Dual space of product of Hilbert spaces What can we say about the dual space of the product of Hilbert spaces? Suppose $V = A \times B$ and the inner product of two vectors in this space is the obvious one (add the two separate inner products). Then is $V^* = A^*\times B^*$ and is $\langle f, u \rangle = \langle f_1, u_1 \rangle + \langle f_2, u_2\rangle$?

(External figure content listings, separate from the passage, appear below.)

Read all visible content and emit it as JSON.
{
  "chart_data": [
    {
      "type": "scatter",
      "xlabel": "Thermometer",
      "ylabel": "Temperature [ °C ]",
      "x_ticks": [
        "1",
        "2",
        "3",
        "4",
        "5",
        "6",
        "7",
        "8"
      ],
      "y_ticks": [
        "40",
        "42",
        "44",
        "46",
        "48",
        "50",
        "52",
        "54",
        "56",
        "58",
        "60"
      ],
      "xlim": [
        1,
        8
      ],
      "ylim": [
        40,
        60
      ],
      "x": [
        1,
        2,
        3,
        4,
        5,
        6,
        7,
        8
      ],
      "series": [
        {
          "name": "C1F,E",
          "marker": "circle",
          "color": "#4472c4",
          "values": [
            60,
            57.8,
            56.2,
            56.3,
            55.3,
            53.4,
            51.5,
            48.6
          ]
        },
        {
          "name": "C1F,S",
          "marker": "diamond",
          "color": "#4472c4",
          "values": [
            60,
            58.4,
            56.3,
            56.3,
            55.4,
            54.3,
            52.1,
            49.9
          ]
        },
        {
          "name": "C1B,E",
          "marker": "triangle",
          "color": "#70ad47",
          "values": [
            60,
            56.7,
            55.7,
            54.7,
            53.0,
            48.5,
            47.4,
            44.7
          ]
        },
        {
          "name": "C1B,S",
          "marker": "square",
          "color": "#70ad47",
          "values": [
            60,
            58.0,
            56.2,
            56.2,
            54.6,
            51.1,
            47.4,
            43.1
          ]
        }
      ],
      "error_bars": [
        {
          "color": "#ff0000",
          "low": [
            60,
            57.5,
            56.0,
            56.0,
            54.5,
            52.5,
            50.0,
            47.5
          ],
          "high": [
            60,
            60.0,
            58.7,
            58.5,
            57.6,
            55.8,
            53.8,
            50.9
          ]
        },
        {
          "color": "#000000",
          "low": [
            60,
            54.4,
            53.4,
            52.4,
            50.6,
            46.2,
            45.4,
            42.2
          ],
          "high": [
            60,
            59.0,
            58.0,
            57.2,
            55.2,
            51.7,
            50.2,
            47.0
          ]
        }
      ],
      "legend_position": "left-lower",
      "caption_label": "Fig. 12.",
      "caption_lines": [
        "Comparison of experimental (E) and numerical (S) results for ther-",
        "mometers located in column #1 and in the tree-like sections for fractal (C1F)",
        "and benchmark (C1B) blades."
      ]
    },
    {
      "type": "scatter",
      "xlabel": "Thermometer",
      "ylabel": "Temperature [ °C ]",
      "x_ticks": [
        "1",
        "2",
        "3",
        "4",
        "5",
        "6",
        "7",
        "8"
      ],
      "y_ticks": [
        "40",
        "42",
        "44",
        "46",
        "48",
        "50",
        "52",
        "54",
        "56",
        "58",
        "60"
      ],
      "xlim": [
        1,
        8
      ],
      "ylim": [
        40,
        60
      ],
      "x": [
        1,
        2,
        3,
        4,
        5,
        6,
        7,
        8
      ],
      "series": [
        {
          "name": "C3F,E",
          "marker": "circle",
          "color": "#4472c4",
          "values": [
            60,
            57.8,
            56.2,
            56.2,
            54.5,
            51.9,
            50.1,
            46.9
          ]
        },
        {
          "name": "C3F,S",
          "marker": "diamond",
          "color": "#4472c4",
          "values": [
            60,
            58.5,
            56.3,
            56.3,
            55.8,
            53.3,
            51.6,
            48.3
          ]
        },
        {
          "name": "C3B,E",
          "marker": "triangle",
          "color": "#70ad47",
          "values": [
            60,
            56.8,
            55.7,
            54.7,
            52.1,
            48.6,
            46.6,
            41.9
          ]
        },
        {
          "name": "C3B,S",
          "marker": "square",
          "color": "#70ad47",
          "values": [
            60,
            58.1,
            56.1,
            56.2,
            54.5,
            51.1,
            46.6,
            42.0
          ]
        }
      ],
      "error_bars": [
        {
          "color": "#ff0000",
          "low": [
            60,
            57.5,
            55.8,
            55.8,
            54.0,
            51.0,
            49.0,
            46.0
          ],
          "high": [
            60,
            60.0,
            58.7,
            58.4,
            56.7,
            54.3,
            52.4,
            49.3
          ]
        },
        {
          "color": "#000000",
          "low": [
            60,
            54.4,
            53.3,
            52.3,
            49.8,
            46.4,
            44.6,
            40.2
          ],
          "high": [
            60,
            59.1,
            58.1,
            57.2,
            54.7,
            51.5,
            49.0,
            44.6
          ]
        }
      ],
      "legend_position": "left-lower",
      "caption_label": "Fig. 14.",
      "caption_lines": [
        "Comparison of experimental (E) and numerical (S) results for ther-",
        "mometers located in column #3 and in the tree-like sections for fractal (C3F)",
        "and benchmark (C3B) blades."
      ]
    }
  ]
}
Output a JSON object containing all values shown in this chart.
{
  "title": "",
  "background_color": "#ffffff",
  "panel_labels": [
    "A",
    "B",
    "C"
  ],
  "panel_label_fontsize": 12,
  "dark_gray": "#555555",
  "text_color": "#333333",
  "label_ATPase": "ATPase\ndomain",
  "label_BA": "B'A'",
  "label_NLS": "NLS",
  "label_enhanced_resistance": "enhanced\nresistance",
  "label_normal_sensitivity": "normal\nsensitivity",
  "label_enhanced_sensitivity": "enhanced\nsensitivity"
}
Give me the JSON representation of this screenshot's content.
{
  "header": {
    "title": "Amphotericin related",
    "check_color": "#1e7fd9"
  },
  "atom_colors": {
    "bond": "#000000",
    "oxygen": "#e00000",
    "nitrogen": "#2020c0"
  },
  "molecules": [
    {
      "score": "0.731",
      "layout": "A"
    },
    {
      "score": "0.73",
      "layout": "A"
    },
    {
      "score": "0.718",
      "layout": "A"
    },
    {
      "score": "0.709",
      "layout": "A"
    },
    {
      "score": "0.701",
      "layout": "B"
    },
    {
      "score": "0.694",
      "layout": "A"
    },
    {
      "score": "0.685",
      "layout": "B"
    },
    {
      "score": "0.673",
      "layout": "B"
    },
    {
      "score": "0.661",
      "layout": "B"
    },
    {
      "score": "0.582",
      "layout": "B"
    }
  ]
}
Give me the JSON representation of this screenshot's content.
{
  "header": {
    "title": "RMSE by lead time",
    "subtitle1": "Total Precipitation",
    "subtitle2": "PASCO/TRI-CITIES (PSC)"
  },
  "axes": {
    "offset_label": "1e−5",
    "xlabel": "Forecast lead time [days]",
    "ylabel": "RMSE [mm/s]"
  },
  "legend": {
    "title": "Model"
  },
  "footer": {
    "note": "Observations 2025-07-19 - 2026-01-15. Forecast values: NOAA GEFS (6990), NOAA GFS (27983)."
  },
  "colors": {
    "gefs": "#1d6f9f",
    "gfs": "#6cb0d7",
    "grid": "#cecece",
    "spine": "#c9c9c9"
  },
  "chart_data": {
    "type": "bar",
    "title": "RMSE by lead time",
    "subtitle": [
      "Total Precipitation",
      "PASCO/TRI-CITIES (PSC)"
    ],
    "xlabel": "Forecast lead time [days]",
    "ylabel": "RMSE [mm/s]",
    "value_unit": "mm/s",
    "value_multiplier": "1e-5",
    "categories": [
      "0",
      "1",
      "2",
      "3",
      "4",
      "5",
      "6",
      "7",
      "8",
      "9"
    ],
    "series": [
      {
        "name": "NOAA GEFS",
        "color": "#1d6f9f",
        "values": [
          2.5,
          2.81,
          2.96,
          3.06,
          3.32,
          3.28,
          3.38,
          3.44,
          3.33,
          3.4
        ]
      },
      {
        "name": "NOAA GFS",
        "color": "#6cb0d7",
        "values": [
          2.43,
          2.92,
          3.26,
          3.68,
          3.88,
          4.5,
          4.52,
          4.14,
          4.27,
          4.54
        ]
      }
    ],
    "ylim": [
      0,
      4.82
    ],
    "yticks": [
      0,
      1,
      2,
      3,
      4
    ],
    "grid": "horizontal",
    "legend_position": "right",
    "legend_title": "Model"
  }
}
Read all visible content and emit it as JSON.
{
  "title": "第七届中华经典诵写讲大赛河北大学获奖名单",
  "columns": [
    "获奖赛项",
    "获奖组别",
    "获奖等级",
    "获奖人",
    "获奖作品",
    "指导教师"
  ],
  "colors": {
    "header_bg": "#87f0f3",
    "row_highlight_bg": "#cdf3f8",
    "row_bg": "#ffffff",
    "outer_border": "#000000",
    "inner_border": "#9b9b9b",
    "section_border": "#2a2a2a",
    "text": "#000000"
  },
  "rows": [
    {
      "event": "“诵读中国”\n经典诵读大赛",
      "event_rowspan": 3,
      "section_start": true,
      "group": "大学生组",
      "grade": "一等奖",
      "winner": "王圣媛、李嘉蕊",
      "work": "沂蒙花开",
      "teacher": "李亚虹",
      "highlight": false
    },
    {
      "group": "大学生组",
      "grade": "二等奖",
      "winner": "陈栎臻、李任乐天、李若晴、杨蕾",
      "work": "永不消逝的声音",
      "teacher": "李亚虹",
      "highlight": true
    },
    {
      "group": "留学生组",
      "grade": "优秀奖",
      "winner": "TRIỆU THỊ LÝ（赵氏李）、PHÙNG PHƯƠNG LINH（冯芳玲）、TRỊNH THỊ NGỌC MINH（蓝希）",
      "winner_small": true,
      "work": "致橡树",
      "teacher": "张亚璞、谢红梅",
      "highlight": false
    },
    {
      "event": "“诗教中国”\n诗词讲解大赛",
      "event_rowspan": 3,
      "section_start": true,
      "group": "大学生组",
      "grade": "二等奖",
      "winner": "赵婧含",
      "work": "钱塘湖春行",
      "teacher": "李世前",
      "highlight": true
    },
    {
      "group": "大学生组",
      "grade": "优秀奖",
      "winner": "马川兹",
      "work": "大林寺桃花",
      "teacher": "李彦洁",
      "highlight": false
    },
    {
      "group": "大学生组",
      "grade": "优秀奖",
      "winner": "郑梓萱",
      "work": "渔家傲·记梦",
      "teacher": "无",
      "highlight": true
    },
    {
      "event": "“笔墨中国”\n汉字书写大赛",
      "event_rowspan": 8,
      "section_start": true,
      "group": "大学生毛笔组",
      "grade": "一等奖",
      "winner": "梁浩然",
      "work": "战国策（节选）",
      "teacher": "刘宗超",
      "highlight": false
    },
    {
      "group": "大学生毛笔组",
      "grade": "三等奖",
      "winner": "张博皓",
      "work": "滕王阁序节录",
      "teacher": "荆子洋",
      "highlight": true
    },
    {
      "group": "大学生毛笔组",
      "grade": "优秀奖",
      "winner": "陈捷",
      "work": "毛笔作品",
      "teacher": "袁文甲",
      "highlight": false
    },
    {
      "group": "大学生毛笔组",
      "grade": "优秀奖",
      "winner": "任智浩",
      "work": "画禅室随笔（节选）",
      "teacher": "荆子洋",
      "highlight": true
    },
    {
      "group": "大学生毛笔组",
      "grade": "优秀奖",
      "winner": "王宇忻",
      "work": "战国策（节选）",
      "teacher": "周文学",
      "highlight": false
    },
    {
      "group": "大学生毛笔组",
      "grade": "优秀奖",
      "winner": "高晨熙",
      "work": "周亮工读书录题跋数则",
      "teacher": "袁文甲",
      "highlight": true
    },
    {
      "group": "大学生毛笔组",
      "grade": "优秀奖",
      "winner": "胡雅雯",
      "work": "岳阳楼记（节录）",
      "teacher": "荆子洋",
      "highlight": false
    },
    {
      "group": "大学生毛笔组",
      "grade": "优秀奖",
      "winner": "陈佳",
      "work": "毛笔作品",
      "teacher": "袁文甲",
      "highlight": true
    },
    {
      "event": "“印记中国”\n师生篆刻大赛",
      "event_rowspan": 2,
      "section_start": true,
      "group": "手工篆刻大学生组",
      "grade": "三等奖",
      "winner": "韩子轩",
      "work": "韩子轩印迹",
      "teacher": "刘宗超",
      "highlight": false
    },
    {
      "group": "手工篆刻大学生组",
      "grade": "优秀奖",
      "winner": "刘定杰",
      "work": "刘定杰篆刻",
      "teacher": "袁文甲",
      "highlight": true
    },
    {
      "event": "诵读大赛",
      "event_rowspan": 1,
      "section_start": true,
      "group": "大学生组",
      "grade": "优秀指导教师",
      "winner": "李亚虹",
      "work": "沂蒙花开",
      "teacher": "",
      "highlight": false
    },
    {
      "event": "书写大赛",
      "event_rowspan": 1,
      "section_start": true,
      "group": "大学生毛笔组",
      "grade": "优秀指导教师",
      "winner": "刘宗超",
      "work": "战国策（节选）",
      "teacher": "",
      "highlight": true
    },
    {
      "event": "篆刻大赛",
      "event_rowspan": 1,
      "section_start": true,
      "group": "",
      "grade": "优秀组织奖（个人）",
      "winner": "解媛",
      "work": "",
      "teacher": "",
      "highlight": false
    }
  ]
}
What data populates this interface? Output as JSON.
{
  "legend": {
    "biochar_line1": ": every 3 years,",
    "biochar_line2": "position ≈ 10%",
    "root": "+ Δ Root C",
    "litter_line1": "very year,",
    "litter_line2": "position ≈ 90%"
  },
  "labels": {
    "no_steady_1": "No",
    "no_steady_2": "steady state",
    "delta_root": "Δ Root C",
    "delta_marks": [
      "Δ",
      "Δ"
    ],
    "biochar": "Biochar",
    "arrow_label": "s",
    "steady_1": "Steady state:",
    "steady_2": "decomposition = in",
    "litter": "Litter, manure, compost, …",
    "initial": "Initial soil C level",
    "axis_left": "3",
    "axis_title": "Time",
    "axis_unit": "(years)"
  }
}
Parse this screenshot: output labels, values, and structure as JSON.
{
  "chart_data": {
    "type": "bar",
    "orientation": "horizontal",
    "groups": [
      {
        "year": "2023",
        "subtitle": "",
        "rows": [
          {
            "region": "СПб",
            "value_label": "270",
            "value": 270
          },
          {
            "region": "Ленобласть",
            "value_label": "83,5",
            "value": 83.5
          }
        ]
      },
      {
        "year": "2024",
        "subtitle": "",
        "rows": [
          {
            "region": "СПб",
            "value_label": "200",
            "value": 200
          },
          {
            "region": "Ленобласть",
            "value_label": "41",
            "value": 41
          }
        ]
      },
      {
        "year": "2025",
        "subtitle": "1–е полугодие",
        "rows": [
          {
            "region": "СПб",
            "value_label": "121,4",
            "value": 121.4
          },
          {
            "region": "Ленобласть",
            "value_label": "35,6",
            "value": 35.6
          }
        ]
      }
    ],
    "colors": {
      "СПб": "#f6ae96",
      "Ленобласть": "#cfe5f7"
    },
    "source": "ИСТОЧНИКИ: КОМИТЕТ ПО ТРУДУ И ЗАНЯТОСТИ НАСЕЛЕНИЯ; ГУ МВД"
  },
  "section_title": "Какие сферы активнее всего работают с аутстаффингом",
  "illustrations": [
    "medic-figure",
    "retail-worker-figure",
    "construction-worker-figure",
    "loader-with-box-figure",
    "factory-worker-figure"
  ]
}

 A: Consider $\phi \in V^*$. It means that $\phi: A \times B \to \mathbb{F}$ is a continuous linear functional. As $A \times B \simeq A \oplus B$, we have inclusions $i_A: A \to A \times B, i_B: B \to A \times B$, and composing them with $\phi$ give us two continuous linear functionals $\phi \circ i_A: A \to \mathbb{F}, \phi \circ i_B: B \to \mathbb{F}$. Conversely, given two continuous linear functionals $f: A \to \mathbb{F}, g: B \to \mathbb{F}$, by universal property of a direct sum, these two give us a map $f \oplus g: A \times B \to \mathbb{F}$. Thus every $\phi \in V^*$ gives us a pair of functionals $f \in A^*, g \in B^*$, and every such pair gives us a functional in $V^*$. It's not hard to check that this actually gives us a canonical isomorphism $(A \times B)^* \simeq A^* \times B^*$
In down-to-earth terms, for $u = (u_a, u_b) \in A \times B$, we have $u = (u_a, 0) + (0, u_b)$ (in the earlier terminology, $u = i_A(u_a) + i_B(u_b)$). As $\phi$ is linear, $\phi(u) = \phi((u_a, 0)) + \phi((0, u_b))$. If we define $f: A \to \mathbb{F}$ as $f(a) = \phi((a, 0))$ (in earlier terminology $f = \phi \circ i_A$), and similarly $g: B \to \mathbb{F}$, we see that $\phi(u) = f(u_a) + g(u_b)$. Thus mapping $\phi \mapsto (f, g) = (\phi \circ i_A, \phi \circ i_B)$ gives us map $(A \times B)^* \to A^* \times B^*$. You can easily check that it's linear isomorphism.